Hello Sweet World!😎
Dawno mnie tutaj nie było, aż łezka się w oku kręci. Ale „stety – niestety” życie nie zawsze pozwala na realizowanie wszystkich planów. Oczywiście teoretycznie można byłoby zarywać noce jeszcze bardziej, ale nie tylko nie pomoże to w treningach i regeneracji, nie mówiąc już o zachowaniu zdrowia psychicznego, ani tym bardziej nie wpłynie to korzystnie na moją relację z gotowaniem i blogowaniem, które są tylko hobby.
Jak nie ma czasu, to moje żywienie jest mocno ułożone, bo tak jest wygodniej, a jedzenie to w pierwszej kolejności paliwo. Na zabawy i eksperymenty gotowaniem musi być czas (nie mówię tutaj nawet o zdjęciach na bloga, gdyż wiadomo, że bez odpowiednich warunków oświetleniowych sensowne zdjęcia są prawie niemożliwe). Jedną z potraw, która najczęściej wypełnia mi jadłospis w czasach „zawieruchy” jest chilli con carne. Banalnie proste w przygotowaniu, nie wymagające dużej ilości pracy, a do tego można przygotować je w dużych ilościach, zapełniając sobie menu na co najmniej kilka posiłków.
O szybkie, proste danie jednogarnkowe pytał mnie też ostatnio mój brat, który studiuje zagramanicą i planuje zdrowe, efektywne odżywianie. Zadowolony, podsyłam mu linka do przepisów Paleoszefa, gdy ku swojemu zdziwieniu odkrywam, że brakuje w Dzienniku Paleoszefa zarówno wersji łagodnej, jak i tej „odchudzonej” z mięsa z indyka. Straszne niedopatrzenie z mojej strony, tym bardziej, że indycze chilli con carne bardzo często gości u mnie w lunchboxach 😉
Już się więc poprawiam, przed Wami łagodne prawdziwie czerwone indycze chilli con carne! Tytułem wyjaśnienia, tytułowa czerwień dzisiejszej potrawy to zasługa wykorzystania w przepisie jedynie czerwonych warzyw, co stanowi fajną odmianę w stosunku do wielokolorowego tradycyjnego chilli con carne (KLIK).
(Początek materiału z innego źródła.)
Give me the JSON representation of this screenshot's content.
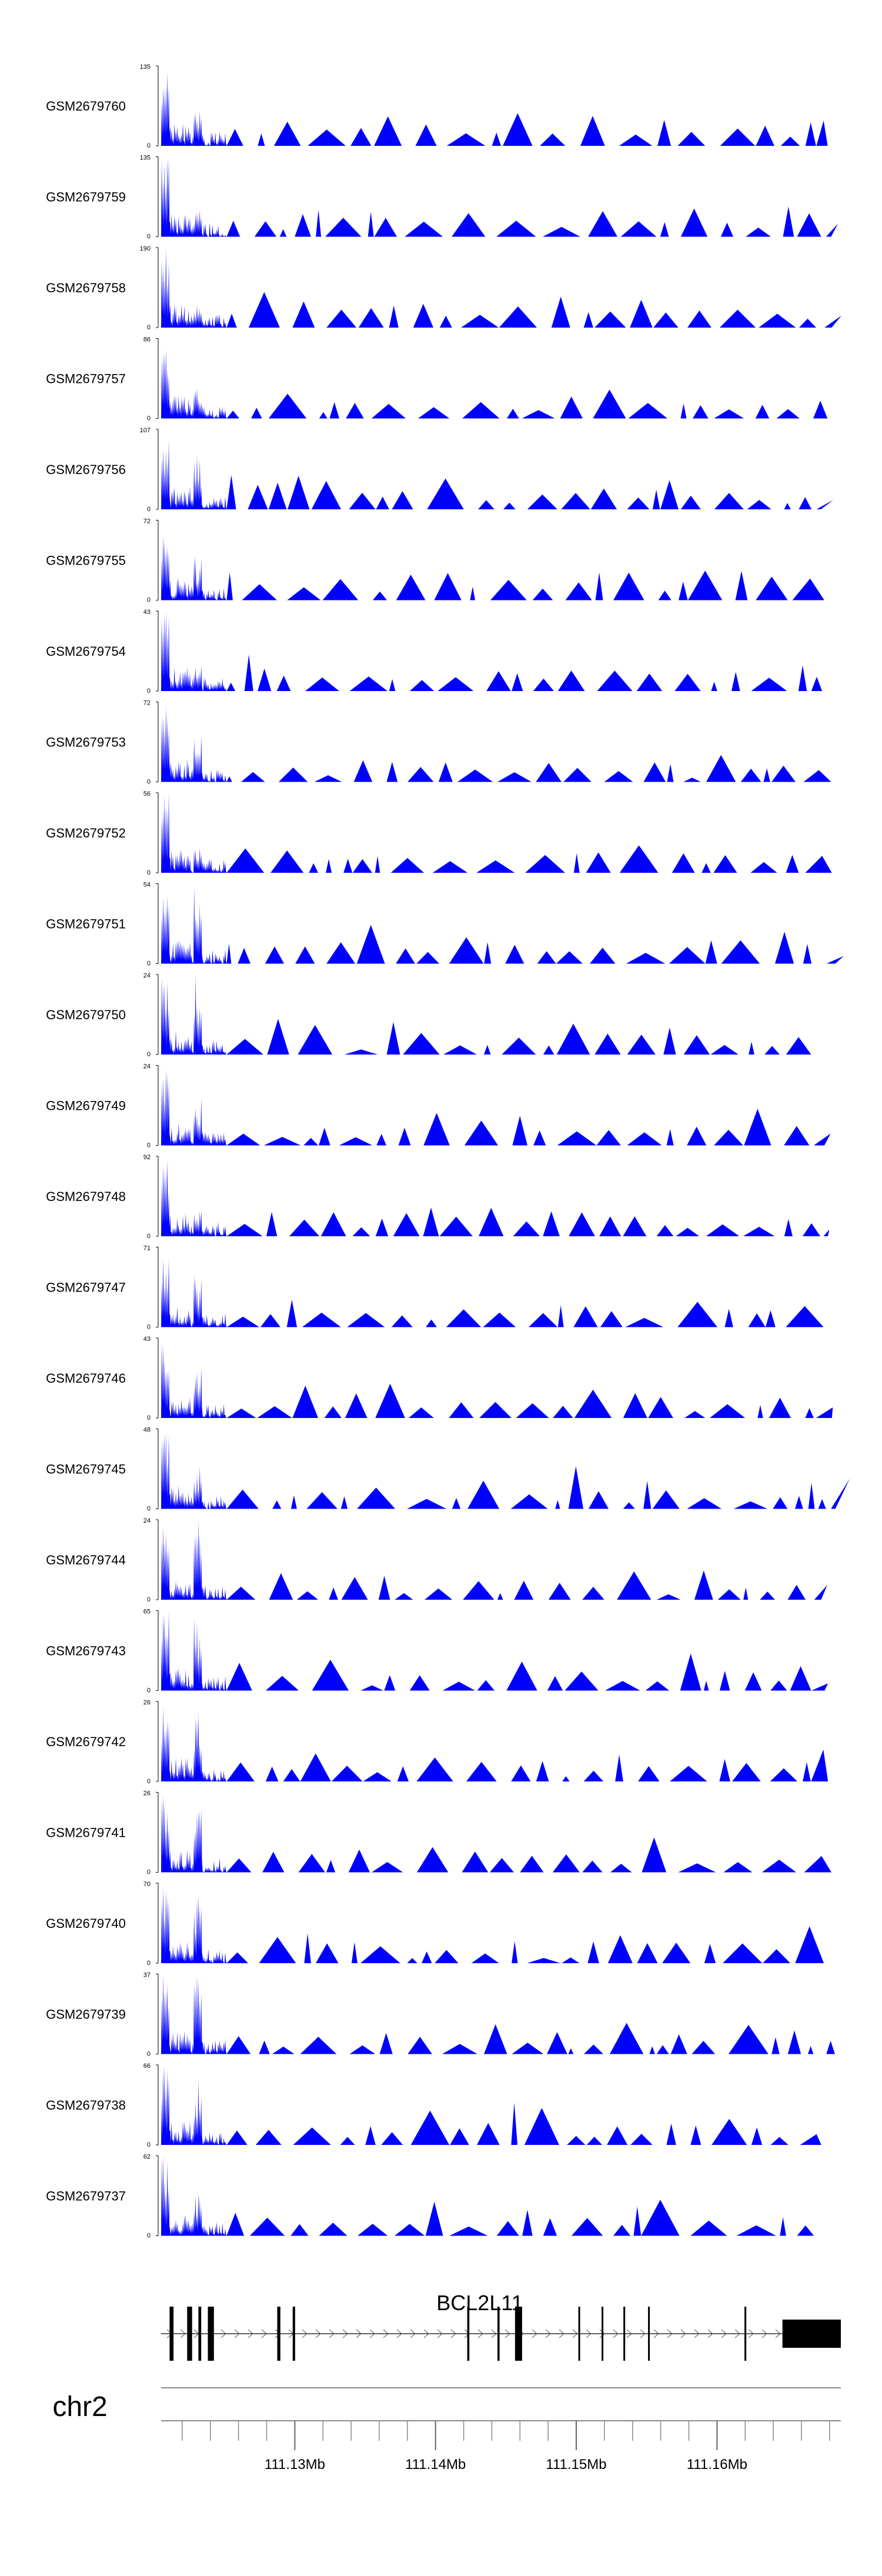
{
  "chart_data": {
    "type": "area",
    "region": {
      "start": 111120500,
      "end": 111168800
    },
    "colors": {
      "signal": "#0000ff",
      "gene": "#000000",
      "axis": "#000000"
    },
    "tracks": [
      {
        "name": "GSM2679760",
        "ymax": 135,
        "ymin": 0,
        "seed": 60,
        "peak_scale": 0.45
      },
      {
        "name": "GSM2679759",
        "ymax": 135,
        "ymin": 0,
        "seed": 59,
        "peak_scale": 0.4
      },
      {
        "name": "GSM2679758",
        "ymax": 190,
        "ymin": 0,
        "seed": 58,
        "peak_scale": 0.35
      },
      {
        "name": "GSM2679757",
        "ymax": 86,
        "ymin": 0,
        "seed": 57,
        "peak_scale": 0.45
      },
      {
        "name": "GSM2679756",
        "ymax": 107,
        "ymin": 0,
        "seed": 56,
        "peak_scale": 0.7
      },
      {
        "name": "GSM2679755",
        "ymax": 72,
        "ymin": 0,
        "seed": 55,
        "peak_scale": 0.55
      },
      {
        "name": "GSM2679754",
        "ymax": 43,
        "ymin": 0,
        "seed": 54,
        "peak_scale": 0.4
      },
      {
        "name": "GSM2679753",
        "ymax": 72,
        "ymin": 0,
        "seed": 53,
        "peak_scale": 0.8
      },
      {
        "name": "GSM2679752",
        "ymax": 56,
        "ymin": 0,
        "seed": 52,
        "peak_scale": 0.35
      },
      {
        "name": "GSM2679751",
        "ymax": 54,
        "ymin": 0,
        "seed": 51,
        "peak_scale": 1.0
      },
      {
        "name": "GSM2679750",
        "ymax": 24,
        "ymin": 0,
        "seed": 50,
        "peak_scale": 1.0
      },
      {
        "name": "GSM2679749",
        "ymax": 24,
        "ymin": 0,
        "seed": 49,
        "peak_scale": 0.6
      },
      {
        "name": "GSM2679748",
        "ymax": 92,
        "ymin": 0,
        "seed": 48,
        "peak_scale": 0.35
      },
      {
        "name": "GSM2679747",
        "ymax": 71,
        "ymin": 0,
        "seed": 47,
        "peak_scale": 0.7
      },
      {
        "name": "GSM2679746",
        "ymax": 43,
        "ymin": 0,
        "seed": 46,
        "peak_scale": 0.8
      },
      {
        "name": "GSM2679745",
        "ymax": 48,
        "ymin": 0,
        "seed": 45,
        "peak_scale": 0.55
      },
      {
        "name": "GSM2679744",
        "ymax": 24,
        "ymin": 0,
        "seed": 44,
        "peak_scale": 1.0
      },
      {
        "name": "GSM2679743",
        "ymax": 65,
        "ymin": 0,
        "seed": 43,
        "peak_scale": 1.0
      },
      {
        "name": "GSM2679742",
        "ymax": 26,
        "ymin": 0,
        "seed": 42,
        "peak_scale": 0.9
      },
      {
        "name": "GSM2679741",
        "ymax": 26,
        "ymin": 0,
        "seed": 41,
        "peak_scale": 0.8
      },
      {
        "name": "GSM2679740",
        "ymax": 70,
        "ymin": 0,
        "seed": 40,
        "peak_scale": 0.85
      },
      {
        "name": "GSM2679739",
        "ymax": 37,
        "ymin": 0,
        "seed": 39,
        "peak_scale": 1.0
      },
      {
        "name": "GSM2679738",
        "ymax": 66,
        "ymin": 0,
        "seed": 38,
        "peak_scale": 0.85
      },
      {
        "name": "GSM2679737",
        "ymax": 62,
        "ymin": 0,
        "seed": 37,
        "peak_scale": 0.55
      }
    ],
    "gene": {
      "name": "BCL2L11",
      "strand": "+",
      "start": 111120500,
      "end": 111168800,
      "exons": [
        {
          "start": 111121100,
          "end": 111121380
        },
        {
          "start": 111122350,
          "end": 111122700
        },
        {
          "start": 111123150,
          "end": 111123350
        },
        {
          "start": 111123820,
          "end": 111124250
        },
        {
          "start": 111128750,
          "end": 111128970
        },
        {
          "start": 111129850,
          "end": 111130020
        },
        {
          "start": 111142250,
          "end": 111142400
        },
        {
          "start": 111144400,
          "end": 111144550
        },
        {
          "start": 111145650,
          "end": 111146150
        },
        {
          "start": 111150150,
          "end": 111150270
        },
        {
          "start": 111151800,
          "end": 111151920
        },
        {
          "start": 111153350,
          "end": 111153470
        },
        {
          "start": 111155100,
          "end": 111155220
        },
        {
          "start": 111161950,
          "end": 111162080
        },
        {
          "start": 111164650,
          "end": 111168800
        }
      ]
    },
    "axis": {
      "chromosome": "chr2",
      "labeled_ticks": [
        {
          "pos": 111130000,
          "label": "111.13Mb"
        },
        {
          "pos": 111140000,
          "label": "111.14Mb"
        },
        {
          "pos": 111150000,
          "label": "111.15Mb"
        },
        {
          "pos": 111160000,
          "label": "111.16Mb"
        }
      ],
      "minor_tick_step": 2000
    }
  }
}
Przepis powstał, danie przetestowane wielokrotnie, nawet zdjęcia zrobione, a i tak dopiero po 3 tygodniach znalazłem czas, żeby przygotować posta. Czas „zawieruchy”.
Składniki:
- łyżka słodkiej wędzonej papryki
- łyżka oregano
- 1/2 łyżki słodkiego chilli
- 1/2 łyżki mielonej cebuli
- 1/4 łyżki mielonego czosnku
- 1/4 łyżki soli
- 1 kg mielonego mięsa z indyka
- 3 czerwone cebule
- czerwona papryka
- czerwona papryka piquillo
- 4 duże pomidory malinowe
- oliwa z oliwek do smażenia
- 1/4 szklanki passaty pomidorowej (opcjonalnie)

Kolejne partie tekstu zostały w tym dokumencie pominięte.